Consider a coin being tossed. One person has guessed heads. His opponent, having little choice, waits for tails. The penny or nickel, dime or quarter does its erratic dance. It rises up in an erratic, almost enigmatic arc. All eyes are waiting for its fall. Which each step as it descends, time not only seems to slow down but also fall down, as if fortune itself seemed destined to tweak time's pace and render it moot. The coin would fall at its own sweet rate, outcome be damned. The people are mere players in the object's own plan. When one's moral fortune rides on the end of a bet, theories of relativity gain force with their weight.
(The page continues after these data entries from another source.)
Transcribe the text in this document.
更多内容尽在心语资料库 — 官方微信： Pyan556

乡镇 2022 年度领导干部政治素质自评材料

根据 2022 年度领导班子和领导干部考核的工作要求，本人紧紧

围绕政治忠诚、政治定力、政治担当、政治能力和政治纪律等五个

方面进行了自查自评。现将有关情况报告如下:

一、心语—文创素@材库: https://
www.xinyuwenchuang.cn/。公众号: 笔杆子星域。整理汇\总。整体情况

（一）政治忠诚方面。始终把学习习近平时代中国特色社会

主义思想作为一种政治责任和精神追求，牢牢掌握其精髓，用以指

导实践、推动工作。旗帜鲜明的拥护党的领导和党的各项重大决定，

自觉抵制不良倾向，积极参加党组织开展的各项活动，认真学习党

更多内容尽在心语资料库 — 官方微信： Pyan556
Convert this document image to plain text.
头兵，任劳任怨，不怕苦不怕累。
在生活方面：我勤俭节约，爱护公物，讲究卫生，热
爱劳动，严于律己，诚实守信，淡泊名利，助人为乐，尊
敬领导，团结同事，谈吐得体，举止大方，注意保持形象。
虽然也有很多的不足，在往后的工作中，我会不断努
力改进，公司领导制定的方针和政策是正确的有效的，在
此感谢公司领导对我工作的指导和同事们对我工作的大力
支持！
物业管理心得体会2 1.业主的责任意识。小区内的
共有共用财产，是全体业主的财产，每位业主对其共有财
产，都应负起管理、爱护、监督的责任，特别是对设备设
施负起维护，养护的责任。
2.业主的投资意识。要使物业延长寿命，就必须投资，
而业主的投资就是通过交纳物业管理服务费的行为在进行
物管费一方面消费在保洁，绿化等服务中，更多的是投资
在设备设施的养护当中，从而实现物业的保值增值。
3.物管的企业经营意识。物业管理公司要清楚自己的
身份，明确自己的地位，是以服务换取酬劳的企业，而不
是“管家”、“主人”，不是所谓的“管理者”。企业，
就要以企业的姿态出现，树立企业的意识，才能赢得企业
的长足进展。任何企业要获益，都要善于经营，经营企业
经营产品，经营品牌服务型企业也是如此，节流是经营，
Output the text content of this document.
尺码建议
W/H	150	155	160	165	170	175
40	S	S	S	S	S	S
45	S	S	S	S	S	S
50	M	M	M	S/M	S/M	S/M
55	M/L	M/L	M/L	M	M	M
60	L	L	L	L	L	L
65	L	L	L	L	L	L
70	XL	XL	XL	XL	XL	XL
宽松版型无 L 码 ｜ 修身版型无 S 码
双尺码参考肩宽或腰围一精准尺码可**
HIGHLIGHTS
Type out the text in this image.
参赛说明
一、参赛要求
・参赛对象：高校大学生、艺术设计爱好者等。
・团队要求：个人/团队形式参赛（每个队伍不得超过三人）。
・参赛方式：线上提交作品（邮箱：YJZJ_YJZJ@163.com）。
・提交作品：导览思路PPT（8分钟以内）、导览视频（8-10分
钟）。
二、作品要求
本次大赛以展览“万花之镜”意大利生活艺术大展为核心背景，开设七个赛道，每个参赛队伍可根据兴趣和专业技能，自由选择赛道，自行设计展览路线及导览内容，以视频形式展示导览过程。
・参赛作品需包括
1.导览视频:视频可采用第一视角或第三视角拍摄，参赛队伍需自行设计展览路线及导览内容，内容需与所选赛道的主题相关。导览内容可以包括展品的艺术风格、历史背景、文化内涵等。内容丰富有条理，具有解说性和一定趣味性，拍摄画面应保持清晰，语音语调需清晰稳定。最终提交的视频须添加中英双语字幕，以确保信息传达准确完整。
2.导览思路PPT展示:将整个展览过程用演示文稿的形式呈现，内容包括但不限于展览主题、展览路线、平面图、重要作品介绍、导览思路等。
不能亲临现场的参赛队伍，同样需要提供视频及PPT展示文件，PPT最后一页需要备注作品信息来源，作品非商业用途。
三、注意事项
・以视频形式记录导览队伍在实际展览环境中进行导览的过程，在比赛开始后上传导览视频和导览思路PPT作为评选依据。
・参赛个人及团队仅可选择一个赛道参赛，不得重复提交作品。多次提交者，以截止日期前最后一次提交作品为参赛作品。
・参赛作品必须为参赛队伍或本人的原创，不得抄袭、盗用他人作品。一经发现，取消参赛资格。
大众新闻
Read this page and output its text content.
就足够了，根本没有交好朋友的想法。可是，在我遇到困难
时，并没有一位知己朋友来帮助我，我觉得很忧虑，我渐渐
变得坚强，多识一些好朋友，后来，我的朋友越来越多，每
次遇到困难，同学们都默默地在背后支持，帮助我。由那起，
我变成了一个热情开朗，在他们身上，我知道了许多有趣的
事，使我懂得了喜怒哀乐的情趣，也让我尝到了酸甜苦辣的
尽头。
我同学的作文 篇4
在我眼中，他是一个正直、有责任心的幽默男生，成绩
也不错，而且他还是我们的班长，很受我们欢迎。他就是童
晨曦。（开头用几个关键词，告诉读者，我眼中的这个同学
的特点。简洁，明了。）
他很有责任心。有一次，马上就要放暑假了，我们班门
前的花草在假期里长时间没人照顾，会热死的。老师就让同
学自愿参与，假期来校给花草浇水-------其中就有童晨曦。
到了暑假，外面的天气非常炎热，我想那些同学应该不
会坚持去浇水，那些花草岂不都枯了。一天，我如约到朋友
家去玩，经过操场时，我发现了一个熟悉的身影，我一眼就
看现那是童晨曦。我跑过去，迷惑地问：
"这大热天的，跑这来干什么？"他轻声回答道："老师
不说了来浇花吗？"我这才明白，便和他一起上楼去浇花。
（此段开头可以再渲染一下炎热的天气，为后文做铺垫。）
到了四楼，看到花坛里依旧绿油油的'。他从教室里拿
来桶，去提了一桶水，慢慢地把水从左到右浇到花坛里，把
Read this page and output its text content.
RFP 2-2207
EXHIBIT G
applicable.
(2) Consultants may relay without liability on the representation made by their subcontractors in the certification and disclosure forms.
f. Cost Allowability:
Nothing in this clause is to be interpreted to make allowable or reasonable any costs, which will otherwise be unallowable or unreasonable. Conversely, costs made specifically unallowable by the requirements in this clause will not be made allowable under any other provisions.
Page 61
Between two, such a bet is a mere divergence. Imagine a flip simultaneously taking place all over the planet. Two sides (multiplied by three billion) facing each other and raising their eyes upwards. The end result will decide a bet; settle a wager; allow one to start while the other must wait?

How much money would this be, soaring through the same sky? Add up the currency and you have the concentrated input of a multitude of half-starved dreams. Who gets the ultimate balance of such hopes and desires? Which accounts will swell with the unearned pride of luck, chance's kindred soul, if not identical twin?

Shall we watch the coins fall slowly to earth? Some part of me recoils at the sight, as if they were beautiful birds whose wings' bring colours had faded and whose fate was sealed. If one can imagine all the coins in all the countries landing on all the hands stretched out to catch them, then what else can one conceive? A coin that can't stop flipping, I suppose. A coin that sways from head to tails and back again with a tempo that tempts the harshest of hearts. This luck shall be spread, such hijinks suggest. For if a coin cannot be coerced into choosing one side or the other, then perhaps time itself can be tempted to ignore its more outrageous demands.

A series of coins tossed end upon end, with observers on hand to watch and to wait. Billions of us, waiting it out. And waiting. And waiting. Perhaps it is best for the coins to hold sway. If the coins do not land, then luck has no domain or dominion. If the game cannot start, the game cannot end. If we watch and we wait and refuse to buy in, then who is to say whose coin shall be best?